The issue has prevented people from using the “auto-fill” option offered through online filing services.
So what’s causing the problem?
A CRA spokesperson told CTVNews.ca the missing documents are the result of a new validation process, which was introduced back in January to ensure the T3s, T5s and other slips that companies and other organizations submit to the government are accurate.
“We appreciate that this is of concern to taxpayers,” the spokesperson said of the missing slips. “The CRA is actively working to address any outstanding issues, including consulting with issuers, to ensure tax slips are made available on the portal.”
The government expects the “majority” of outstanding slips to be available online by mid-April, the spokesperson said.

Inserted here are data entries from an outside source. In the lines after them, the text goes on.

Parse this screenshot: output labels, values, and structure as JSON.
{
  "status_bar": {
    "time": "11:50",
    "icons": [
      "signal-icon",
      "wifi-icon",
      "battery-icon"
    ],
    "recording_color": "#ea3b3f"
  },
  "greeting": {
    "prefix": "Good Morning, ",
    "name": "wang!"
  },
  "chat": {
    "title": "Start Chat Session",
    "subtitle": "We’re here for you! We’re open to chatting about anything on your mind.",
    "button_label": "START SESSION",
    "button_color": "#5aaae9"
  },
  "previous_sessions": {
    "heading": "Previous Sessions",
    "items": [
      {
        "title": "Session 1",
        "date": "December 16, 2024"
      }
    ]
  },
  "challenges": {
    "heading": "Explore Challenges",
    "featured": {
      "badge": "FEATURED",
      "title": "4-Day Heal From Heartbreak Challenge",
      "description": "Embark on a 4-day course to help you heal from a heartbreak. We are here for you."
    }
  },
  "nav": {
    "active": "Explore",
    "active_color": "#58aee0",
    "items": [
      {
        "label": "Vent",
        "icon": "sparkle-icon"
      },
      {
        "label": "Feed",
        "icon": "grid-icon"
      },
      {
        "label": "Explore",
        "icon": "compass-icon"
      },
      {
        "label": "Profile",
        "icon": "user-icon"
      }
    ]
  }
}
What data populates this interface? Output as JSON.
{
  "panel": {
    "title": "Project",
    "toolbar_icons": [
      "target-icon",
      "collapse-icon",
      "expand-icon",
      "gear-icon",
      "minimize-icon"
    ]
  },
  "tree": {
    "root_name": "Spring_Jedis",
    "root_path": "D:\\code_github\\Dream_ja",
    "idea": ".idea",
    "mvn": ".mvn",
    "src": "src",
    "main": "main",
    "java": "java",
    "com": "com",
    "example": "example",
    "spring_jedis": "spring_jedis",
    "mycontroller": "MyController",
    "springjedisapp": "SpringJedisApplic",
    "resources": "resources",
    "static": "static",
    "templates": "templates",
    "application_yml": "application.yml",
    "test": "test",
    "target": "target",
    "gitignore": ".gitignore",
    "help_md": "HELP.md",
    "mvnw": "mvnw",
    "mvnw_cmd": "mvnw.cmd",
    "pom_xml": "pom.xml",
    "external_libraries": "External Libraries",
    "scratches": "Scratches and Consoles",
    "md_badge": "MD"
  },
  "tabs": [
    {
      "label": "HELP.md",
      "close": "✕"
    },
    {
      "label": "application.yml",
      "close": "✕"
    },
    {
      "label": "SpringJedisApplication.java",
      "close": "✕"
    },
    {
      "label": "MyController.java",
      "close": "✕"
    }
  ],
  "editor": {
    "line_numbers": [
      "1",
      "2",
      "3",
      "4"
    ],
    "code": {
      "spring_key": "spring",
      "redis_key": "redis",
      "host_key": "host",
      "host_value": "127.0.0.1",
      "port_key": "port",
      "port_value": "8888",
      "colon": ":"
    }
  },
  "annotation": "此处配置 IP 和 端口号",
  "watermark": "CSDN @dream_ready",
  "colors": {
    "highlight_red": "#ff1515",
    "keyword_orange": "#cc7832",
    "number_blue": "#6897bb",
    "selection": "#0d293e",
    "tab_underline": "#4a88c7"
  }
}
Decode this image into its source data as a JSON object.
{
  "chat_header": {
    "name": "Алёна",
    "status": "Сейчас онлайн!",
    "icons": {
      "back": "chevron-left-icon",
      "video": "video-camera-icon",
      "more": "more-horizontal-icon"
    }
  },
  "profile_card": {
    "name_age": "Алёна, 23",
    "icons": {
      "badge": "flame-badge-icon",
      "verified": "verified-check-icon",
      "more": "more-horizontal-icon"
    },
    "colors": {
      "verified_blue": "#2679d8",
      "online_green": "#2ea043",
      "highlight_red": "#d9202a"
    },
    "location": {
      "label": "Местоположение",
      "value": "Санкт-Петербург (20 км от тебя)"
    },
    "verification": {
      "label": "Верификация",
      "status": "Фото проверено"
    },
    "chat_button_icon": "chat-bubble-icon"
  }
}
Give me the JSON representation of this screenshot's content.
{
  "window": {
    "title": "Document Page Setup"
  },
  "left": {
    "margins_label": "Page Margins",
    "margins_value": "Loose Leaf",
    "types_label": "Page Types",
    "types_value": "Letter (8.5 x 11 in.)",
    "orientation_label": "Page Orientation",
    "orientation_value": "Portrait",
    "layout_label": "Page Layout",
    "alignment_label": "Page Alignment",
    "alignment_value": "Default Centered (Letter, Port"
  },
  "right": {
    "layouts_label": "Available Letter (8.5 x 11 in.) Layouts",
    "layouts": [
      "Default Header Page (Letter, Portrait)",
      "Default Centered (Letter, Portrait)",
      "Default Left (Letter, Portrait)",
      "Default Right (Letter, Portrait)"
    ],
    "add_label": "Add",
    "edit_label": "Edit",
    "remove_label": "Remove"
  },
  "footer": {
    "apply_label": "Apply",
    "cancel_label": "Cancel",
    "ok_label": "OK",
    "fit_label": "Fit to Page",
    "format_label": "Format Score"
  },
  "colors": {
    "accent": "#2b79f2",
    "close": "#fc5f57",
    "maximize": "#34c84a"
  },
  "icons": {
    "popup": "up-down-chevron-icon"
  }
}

There’s no indication the personal filing deadline of April 30 will be extended.
Manual entry recommended
A message on the government website recommends that people use the slips provided by their employers, banks and other organizations to file their taxes manually.
Filers have also been warned the TFSA contribution limit displayed in their CRA account “may not be up to date with the latest information.”
“To avoid overcontributing, we encourage you to review the records provided by your issuer while we work to update the information in your online account,” the government website reads. “We regret any inconvenience and thank you for your patience.”
Some early returns blocked
This isn’t the first issue Canadians have faced while filing their 2024 taxes.
Many who tried to submit early returns last month found themselves unable to click the “submit” button if they had any capital gains or losses to report.
The CRA said that issue stemmed from the federal government’s last-minute decision to delay a planned hike to the capital gains inclusion rate, which determines what portion of a person’s capital gains – such as the profits earned selling stocks – is subject to tax.
The increase was supposed to take effect last summer, bringing the inclusion rate for capital gains above $250,000 to two-thirds, up from one-half, but the Department of Finance recently deferred the change until 2026.
With that announcement being made at the end of January, just weeks before tax season, the CRA was left scrambling to update its systems – but the issue was resolved in mid-March.